Addressing the multiple challenges of cannabis use for treating glaucoma
In U.S. states where marijuana use is permitted, it continues to be used as an alternative medicine in the treatment of glaucoma, but challenges of a short therapeutic window, intoxicating effects of marijuana, and tachyphylaxis make it impractical for long term use.

This CBN study has shown a longer therapeutic window, uses a non-intoxicating cannabinoid, and its topical formulation may minimize issues of tachyphylaxis. This CBN study also represents the first time that any cannabinoid has demonstrated pro-survival and neuroprotective effects of the retinal cells, a therapeutic benefit that sets it apart not only from other cannabinoids studied so far, but also existing glaucoma therapies that work to mainly address reducing IOP. Based on these results, a clinical program is currently under development.

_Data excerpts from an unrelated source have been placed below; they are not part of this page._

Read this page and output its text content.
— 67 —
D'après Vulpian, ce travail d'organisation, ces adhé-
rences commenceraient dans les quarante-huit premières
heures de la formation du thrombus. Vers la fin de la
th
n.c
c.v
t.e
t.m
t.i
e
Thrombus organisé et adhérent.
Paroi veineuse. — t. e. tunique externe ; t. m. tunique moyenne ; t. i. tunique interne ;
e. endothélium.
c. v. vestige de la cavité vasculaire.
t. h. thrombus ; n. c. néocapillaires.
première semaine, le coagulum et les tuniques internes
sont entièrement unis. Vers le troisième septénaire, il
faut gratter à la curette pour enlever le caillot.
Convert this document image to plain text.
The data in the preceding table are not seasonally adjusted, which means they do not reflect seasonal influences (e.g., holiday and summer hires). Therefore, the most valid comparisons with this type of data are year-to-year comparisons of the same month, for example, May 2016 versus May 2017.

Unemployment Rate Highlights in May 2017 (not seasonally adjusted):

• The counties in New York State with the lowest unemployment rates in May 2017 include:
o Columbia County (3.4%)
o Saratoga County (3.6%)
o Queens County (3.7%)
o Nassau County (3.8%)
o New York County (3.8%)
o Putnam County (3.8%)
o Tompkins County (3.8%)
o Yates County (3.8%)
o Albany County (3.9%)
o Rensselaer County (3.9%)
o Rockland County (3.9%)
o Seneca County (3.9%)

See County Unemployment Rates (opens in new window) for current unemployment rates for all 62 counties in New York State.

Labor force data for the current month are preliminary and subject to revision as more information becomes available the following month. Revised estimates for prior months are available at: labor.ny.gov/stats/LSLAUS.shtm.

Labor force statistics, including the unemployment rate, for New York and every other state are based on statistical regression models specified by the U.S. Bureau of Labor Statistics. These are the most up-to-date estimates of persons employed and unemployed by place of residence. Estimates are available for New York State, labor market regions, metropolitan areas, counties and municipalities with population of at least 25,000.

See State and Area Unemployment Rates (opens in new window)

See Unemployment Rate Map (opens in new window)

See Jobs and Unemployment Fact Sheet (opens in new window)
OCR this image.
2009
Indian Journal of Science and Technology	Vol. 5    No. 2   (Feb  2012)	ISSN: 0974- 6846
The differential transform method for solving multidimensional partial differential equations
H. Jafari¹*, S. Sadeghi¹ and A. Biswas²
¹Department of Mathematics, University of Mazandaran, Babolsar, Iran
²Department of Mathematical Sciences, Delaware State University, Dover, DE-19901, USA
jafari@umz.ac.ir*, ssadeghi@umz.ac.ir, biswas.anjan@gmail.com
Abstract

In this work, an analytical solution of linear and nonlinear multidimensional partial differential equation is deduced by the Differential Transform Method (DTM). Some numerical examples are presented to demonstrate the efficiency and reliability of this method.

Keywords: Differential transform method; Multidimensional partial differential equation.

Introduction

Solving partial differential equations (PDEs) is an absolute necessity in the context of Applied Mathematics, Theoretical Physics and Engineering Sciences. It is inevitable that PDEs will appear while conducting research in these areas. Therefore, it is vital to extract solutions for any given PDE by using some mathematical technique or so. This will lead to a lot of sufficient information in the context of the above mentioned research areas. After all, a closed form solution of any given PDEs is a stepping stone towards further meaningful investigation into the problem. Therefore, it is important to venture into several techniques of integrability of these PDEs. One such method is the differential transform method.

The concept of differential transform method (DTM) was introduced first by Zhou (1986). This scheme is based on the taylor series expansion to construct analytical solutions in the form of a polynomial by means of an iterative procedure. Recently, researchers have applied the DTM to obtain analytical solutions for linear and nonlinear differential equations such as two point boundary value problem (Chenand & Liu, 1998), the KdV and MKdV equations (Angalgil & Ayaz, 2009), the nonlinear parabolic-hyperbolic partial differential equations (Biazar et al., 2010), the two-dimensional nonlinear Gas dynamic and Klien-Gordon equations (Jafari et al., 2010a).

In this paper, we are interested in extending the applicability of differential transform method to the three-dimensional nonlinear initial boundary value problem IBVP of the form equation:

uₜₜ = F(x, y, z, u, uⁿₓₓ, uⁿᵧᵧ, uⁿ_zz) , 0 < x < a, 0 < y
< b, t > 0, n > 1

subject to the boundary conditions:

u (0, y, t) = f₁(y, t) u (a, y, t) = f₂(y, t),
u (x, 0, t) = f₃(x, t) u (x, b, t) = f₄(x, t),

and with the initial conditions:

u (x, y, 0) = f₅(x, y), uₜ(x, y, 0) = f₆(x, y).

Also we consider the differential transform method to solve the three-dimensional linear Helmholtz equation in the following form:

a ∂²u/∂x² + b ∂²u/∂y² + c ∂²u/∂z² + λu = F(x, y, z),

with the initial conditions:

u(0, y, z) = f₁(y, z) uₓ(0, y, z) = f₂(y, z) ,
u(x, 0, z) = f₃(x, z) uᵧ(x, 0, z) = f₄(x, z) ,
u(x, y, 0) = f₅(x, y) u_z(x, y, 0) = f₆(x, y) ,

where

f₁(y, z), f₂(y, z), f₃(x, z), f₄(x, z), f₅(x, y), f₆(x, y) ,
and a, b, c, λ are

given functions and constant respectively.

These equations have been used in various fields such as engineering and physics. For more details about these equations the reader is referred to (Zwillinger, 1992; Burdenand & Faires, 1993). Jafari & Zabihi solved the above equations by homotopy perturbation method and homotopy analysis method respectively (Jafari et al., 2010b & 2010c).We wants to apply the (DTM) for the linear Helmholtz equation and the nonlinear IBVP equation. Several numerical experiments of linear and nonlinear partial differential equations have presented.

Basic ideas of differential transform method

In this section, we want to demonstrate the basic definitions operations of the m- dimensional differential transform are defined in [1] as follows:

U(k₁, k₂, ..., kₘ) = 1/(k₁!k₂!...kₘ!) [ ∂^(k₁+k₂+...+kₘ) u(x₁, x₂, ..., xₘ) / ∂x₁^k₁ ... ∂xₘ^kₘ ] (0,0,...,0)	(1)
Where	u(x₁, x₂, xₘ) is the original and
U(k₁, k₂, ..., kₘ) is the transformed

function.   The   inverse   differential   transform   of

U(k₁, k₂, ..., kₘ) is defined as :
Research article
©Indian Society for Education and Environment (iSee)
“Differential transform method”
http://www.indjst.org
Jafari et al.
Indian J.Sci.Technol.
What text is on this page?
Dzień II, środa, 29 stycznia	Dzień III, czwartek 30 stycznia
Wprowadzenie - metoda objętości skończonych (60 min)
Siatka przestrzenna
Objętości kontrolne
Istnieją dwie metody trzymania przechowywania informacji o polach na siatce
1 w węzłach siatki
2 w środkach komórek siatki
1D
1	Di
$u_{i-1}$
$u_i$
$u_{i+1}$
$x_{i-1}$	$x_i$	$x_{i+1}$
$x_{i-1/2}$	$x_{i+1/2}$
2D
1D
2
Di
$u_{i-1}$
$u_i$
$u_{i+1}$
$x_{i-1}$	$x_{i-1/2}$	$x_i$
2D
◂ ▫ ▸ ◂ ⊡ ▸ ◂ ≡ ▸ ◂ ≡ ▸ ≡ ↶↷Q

Peter Hnik, MD, is a trained ophthalmologist and President and Owner of Clinscape Consulting Inc. He is a consultant to InMed Pharmaceuticals Inc.

References

1 Br j Ophthalmol. 2004 May; 88(5): 708–713. doi: 10.1136/bjo.2003.032250

2 Song ZH, Slowey CA. Involvement of cannabinoid receptors in the intraocular pressure- lowering effects of WIN55212-2. J Pharmacol Exp Ther 2000;292(1):136-9

3 Merritt JC, Perry DD, Russell DN, Jones BF. Topical delta 9-tetrahydrocannabinol and aqueous dynamics in glaucoma. J Clin Pharmacol 1981;21(S1):467S-71S.

4 F.Y. Chien, R.F. Wang, T.W. Mittag, S.M. Podos, Effect of WIN 55212-2, a cannabinoid receptor agonist, on aqueous humor dynamics in monkeys, Archives of ophthalmology, 121 (2003) 87-90.

5 I. Tomida, R.G. Pertwee, A. Azuara-Blanco, Cannabinoids and glaucoma, The British journal of ophthalmology, 88 (2004) 708-713.